La CRE explique que l'article L. 314-7 du code de l'énergie encadrant les tarifs d'achat stipule que ces derniers peuvent offrir une prime par rapport à la rémunération habituelle des capitaux investis afin d'assurer l'atteinte des objectifs fixés à l'article L. 121-1 du même code. En clair, pour bénéficier de la prime associée aux tarifs d'achat, les équipements de production doivent participer à "l'indépendance et à la sécurité d'approvisionnement, à la qualité de l'air et à la lutte contre l'effet de serre, à la gestion optimale et au développement des ressources nationales, à la maîtrise de la demande d'énergie, à la compétitivité de l'activité économique et à la maîtrise des choix technologiques d'avenir, comme à l'utilisation rationnelle de l'énergie".
Or, "la CRE constate que le projet d'arrêté n'est accompagné d'aucun élément de justification permettant d'évaluer la pertinence du critère de l'origine européenne pour la contribution à la réalisation des objectifs définis à l'article L. 121-1".
Quant à la conformité avec les textes internationaux, et en particulier avec l'Accord général sur les tarifs douaniers et le commerce (GATT), la CRE affiche des doutes plus importants encore. Elle "relève à cet égard que des mesures comparables (…) mises en place par la province de l'Ontario, au Canada, ont fait l'objet de plaintes de l'Union européenne et du Japon devant l'Organisation mondiale du commerce (OMC)". De même, "les autorités chinoises ont engagé une procédure le 5 novembre 2012 auprès de l'OMC contre l'Union européenne, l'Italie et la Grèce au sujet de certaines mesures (…) concernant les restrictions relatives à la teneur en éléments d'origine nationale des installations bénéficiant d'un tarif d'achat garanti".
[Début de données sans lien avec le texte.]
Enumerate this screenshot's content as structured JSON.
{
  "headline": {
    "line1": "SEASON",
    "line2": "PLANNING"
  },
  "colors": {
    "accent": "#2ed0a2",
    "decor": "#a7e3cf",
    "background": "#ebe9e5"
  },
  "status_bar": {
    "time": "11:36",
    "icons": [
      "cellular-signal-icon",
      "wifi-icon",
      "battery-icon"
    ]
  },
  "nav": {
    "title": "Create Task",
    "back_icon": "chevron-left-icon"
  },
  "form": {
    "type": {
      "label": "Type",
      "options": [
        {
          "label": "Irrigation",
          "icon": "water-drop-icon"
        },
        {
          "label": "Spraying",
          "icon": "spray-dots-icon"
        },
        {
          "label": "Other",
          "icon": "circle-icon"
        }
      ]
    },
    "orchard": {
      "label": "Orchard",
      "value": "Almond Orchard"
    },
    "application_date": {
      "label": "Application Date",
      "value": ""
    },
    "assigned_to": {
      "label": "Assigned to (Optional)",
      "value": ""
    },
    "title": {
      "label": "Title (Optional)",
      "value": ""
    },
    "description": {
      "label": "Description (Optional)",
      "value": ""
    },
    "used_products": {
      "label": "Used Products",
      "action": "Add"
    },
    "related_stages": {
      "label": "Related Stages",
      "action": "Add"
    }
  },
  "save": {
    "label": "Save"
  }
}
5 ou 10% de hausse pour les modules en silicium cristallin d'origine européenne
Côté tarifs d'achat, l'arrêté publié ce matin vient concrétiser le bonus de 5% ou 10% accordé à certaines installations utilisant des panneaux photovoltaïques constitués de modules en silicium cristallin d'origine européenne. Concernant ces panneaux, la CRE, se basant sur une étude des coûts d'investissement fournis par les candidats aux troisième et quatrième périodes de l'appel d'offres pour des installations de puissance comprise entre 100 et 250 kWc, indique que l'analyse "ne permet pas de constater un surcoût pour les installations dont les cellules et les modules photovoltaïques ont été fabriqués au sein de l'EEE".
Et d'enfoncer le clou en ajoutant que la majoration "a pour effet d'augmenter sans justification le coût de production de l'énergie photovoltaïque, et donc le montant des charges de service public financées par les consommateurs".
Reste que l'arrêté publié prévoit que les tarifs T1 (Installation intégrée au bâti sur un bâtiment d'habitation), T4 (Installation respectant les critères d'intégration simplifiée au bâti) et T5 (Installations au sol, grandes installations et divers installations sur bâtiments) sont majorés de 5% dès lors qu'au moins un des deux critères retenus sont respectés.
Première possibilité, la majoration est accordée si "toutes les étapes du processus de transformation des plaquettes de silicium aux cellules des modules photovoltaïques de l'installation ont été réalisées sur un site de production installé au sein de l'Espace économique européen".
Elle est aussi accordée si "toutes les opérations de soudage des cellules, d'assemblage et de lamination des cellules et de tests électriques des modules photovoltaïques de l'installation ont été réalisées sur un site de production installé au sein de l'Espace économique européen".
Quant à la majoration de 10% des tarifs T1, T4 et T5, elle est accordée si les deux conditions ci-dessus sont vérifiées. Sinon, il faut que l'un des deux critères soit vérifié et que "toutes les étapes du processus de transformation des lingots de silicium aux plaquettes de silicium des modules photovoltaïques de l'installation ont été réalisées sur un site de production installé au sein de l'Espace économique européen".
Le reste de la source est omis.